June 20, 2026 · 5 min read

Base64 shows up all over software — in data URIs, email attachments, and tokens. It’s simple once you see what problem it solves: safely moving binary data through text-only systems.

Base64 Encoding Explained ▶ Base64 Encoding Explained — opens YouTube on click

What Base64 does

Base64 is an encoding scheme that represents binary data using only 64 plain ASCII characters (A–Z, a–z, 0–9, plus + and /). It converts arbitrary bytes — an image, a file, raw binary — into a text string that can travel safely through systems designed to handle text.

Why it exists

Many older protocols, especially email, were built to carry text, not raw binary. Sending binary through them could corrupt the data. Base64 solves this by encoding the binary as safe text on one end and decoding it back on the other. The trade-off is size: Base64 output is about 33% larger than the original, because it uses more characters to represent the same data.

Common uses

  • Data URIs — embedding a small image or font directly in HTML or CSS, e.g. data:image/png;base64,iVBOR..., so it loads without a separate request.
  • Email attachments — the MIME standard uses Base64 to encode files.
  • Tokens and JWTs — parts of JSON Web Tokens are Base64-encoded (technically Base64URL).
  • Storing binary in text fields — databases or JSON that only hold strings.

Base64 is NOT encryption

This is the most important thing to understand: Base64 provides no security. Anyone can decode it instantly — it’s just a different representation of the same data, not a secret. Never use Base64 to "hide" passwords or sensitive information. If you need secrecy, you need actual encryption.
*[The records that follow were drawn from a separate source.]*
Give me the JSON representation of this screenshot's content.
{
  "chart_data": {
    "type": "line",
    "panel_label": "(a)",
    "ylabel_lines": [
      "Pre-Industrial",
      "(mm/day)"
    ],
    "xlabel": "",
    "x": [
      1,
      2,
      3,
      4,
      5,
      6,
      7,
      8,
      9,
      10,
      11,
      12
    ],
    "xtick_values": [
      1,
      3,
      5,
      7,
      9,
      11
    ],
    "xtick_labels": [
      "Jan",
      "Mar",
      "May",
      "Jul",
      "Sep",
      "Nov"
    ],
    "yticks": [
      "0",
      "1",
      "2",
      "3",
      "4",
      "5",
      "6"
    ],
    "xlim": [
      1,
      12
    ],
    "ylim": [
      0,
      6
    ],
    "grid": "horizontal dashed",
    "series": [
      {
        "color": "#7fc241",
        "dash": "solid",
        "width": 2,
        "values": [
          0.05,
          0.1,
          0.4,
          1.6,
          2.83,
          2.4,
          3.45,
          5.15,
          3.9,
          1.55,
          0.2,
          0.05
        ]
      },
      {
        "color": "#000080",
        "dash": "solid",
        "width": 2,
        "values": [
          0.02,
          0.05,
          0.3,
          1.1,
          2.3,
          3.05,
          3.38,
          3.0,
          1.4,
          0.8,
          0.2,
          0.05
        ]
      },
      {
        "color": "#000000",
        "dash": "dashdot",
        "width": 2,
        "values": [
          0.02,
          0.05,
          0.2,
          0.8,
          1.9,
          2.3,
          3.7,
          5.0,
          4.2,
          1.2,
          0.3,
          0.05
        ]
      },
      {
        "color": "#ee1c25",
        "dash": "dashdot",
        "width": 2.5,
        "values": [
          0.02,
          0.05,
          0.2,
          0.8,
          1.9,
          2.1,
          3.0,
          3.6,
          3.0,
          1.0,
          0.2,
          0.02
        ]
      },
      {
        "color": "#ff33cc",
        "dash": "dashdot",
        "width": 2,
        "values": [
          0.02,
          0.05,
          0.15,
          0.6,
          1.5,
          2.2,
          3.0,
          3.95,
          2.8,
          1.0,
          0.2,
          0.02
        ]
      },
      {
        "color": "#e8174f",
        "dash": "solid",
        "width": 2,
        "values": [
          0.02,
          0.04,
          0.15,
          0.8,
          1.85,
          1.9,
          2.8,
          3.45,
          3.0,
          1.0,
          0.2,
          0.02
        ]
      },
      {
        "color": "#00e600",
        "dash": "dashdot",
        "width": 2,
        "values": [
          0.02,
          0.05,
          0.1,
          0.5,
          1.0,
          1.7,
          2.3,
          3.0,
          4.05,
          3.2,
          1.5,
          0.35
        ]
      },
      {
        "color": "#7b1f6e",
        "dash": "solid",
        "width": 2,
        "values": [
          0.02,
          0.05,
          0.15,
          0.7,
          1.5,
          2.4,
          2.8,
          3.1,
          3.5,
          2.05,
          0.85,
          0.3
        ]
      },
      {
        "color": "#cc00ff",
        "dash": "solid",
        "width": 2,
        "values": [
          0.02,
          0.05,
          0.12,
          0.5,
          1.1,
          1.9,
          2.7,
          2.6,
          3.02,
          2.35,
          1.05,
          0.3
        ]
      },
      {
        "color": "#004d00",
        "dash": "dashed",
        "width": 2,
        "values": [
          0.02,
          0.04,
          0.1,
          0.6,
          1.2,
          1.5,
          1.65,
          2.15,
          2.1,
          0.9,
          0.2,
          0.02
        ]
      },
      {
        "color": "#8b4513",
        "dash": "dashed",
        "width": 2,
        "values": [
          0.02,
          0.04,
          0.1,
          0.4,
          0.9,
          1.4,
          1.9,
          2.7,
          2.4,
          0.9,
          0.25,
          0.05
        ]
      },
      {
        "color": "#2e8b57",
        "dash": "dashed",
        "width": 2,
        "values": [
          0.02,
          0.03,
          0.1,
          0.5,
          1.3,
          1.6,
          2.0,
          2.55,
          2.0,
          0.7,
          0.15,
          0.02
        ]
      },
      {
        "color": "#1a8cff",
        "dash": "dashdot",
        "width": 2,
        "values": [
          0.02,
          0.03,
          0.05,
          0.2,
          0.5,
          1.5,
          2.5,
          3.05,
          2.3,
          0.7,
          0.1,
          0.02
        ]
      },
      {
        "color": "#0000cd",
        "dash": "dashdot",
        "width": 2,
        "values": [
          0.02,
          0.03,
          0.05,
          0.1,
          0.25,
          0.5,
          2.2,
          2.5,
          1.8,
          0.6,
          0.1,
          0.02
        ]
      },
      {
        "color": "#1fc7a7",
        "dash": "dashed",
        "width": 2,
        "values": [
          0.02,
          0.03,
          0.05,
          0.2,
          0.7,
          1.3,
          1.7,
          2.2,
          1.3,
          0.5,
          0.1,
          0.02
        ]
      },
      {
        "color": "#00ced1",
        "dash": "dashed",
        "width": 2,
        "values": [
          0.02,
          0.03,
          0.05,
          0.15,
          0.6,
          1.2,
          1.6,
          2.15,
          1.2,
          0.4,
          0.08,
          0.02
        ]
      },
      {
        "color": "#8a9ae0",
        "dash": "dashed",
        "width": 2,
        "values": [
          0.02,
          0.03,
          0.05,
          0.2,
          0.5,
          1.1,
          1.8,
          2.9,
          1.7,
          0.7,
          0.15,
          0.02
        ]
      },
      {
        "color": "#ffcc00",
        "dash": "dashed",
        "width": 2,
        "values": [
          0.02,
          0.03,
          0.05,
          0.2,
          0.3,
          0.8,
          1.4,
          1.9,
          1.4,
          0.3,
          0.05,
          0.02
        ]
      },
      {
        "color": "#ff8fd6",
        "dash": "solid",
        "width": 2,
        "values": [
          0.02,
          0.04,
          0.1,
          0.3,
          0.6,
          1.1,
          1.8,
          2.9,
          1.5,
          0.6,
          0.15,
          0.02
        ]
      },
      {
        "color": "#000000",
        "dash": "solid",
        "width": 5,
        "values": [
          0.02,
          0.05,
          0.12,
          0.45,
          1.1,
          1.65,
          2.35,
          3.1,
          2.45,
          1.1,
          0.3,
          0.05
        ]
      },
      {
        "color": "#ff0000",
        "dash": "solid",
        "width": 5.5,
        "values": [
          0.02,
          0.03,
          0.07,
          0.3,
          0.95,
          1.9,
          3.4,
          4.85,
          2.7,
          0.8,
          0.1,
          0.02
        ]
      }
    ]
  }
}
Encode and decode in your browser

Our Base64 Encode / Decode tool converts text to Base64 and back instantly. It’s Unicode-safe, so emoji and accented characters round-trip correctly — a common pitfall with naive implementations. Everything runs locally, so nothing you paste is uploaded.

A note on Base64URL

Standard Base64 uses + and /, which have special meanings in URLs. A variant called Base64URL swaps them for - and _ so the encoded text is safe to drop into a web address — which is why you’ll see it in tokens and query strings.

Frequently asked questions

Is Base64 encryption?

No. Base64 is encoding, not encryption. It is trivially reversible and provides no security — never use it to protect sensitive data.

Why is Base64 larger than the original?

Base64 represents every 3 bytes of data with 4 text characters, making the output roughly 33% bigger than the original binary.

Does Base64 support emoji and accents?

It can, if the encoder is Unicode-safe. Our tool handles emoji and non-Latin characters correctly in both directions.